I got sidetracked on my way to the next session because how could I not? There are 450 teachers here and I want to pick all of their brains. I ran into coaches Michele Whaley and Amy Wopat discussing coaching strategies in the hallway as they walked to their next session. I love that the coaches here are really, truly concerned about how they can better help the teachers that come to them for coaching. Everyone here at iFLT is looking for ways not just to better themselves, but to help their colleagues find out how to be the best language teacher that they can be; how to find their own unique language teacher self. It is so encouraging!
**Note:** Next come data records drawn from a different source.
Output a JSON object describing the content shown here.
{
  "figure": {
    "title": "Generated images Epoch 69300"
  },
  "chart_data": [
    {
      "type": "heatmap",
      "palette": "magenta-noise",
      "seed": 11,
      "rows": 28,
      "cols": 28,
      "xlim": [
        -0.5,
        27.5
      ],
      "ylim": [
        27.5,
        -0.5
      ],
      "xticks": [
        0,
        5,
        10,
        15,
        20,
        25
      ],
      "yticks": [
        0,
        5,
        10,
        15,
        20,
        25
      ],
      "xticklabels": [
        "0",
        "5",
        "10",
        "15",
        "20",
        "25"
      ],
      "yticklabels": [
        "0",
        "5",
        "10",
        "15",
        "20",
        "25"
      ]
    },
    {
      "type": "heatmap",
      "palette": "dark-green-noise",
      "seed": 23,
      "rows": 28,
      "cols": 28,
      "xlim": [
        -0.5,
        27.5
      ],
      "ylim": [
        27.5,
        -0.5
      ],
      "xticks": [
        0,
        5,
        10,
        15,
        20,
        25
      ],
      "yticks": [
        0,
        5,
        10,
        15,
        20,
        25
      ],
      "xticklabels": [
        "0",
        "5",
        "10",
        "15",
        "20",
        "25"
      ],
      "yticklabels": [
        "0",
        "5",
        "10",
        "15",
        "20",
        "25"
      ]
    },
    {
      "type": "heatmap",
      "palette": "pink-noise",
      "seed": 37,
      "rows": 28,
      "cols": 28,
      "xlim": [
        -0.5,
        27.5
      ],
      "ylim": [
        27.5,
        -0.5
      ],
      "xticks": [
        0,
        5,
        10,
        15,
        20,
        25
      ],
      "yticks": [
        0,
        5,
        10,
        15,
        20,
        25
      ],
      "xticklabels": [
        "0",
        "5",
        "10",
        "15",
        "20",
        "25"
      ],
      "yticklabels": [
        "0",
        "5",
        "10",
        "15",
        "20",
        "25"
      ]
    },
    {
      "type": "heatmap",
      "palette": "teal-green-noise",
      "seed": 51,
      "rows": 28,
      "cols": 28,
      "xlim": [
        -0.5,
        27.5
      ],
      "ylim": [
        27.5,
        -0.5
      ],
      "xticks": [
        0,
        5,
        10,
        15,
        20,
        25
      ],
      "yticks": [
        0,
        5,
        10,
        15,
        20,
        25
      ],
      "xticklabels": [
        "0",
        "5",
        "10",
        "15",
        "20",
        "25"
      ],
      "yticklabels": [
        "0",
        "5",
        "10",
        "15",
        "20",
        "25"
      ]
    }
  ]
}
I didn’t plan to stay long in Jason Fritze’s elementary Spanish language lab, but oh my word—the man is captivating. To top it off, he had some of the most dramatic student actors I have ever seen! Those kids could fake cry like no one’s business! Some strategies that Jason used that I had to Tweet about so that I could remember were 1) Writing down character quotes as they came up on pre-printed quotation bubbles (clipart quote bubbles printed on white sheets of paper). Students that were not acting in the story had the job of rushing to the side of the actors and holding the quote bubbles over the actors’ heads, thereby involving more students in the class story and supporting comprehension with the written text. 2) If you are worried about circling being boring, you need to watch Jason in action. He asked all of the circling questions (yes/no, either/or, WWWWH?), but so spontaneously and naturally smattered throughout the story in a way that a participant would not ever catch on to what he was doing. This is the goal, people! And we get there by practicing, practicing, practicing. Find a coach and work on your circling methodically so that you can circle spontaneously and naturally like Jason does! 3) He integrated past and present tense into the story, on the second day of class, and students handled it beautifully. There is no reason for us to shelter grammar!
With a few minutes left, I rushed back down to the Band Room to catch the end of Michelle Kindt’s second session, just in time to hear her tout the praises of the ACTFL Publication “Keys to Planning for Learning”. And with that, off I went to the cafeteria to be first in line for lunch. (It didn’t work.)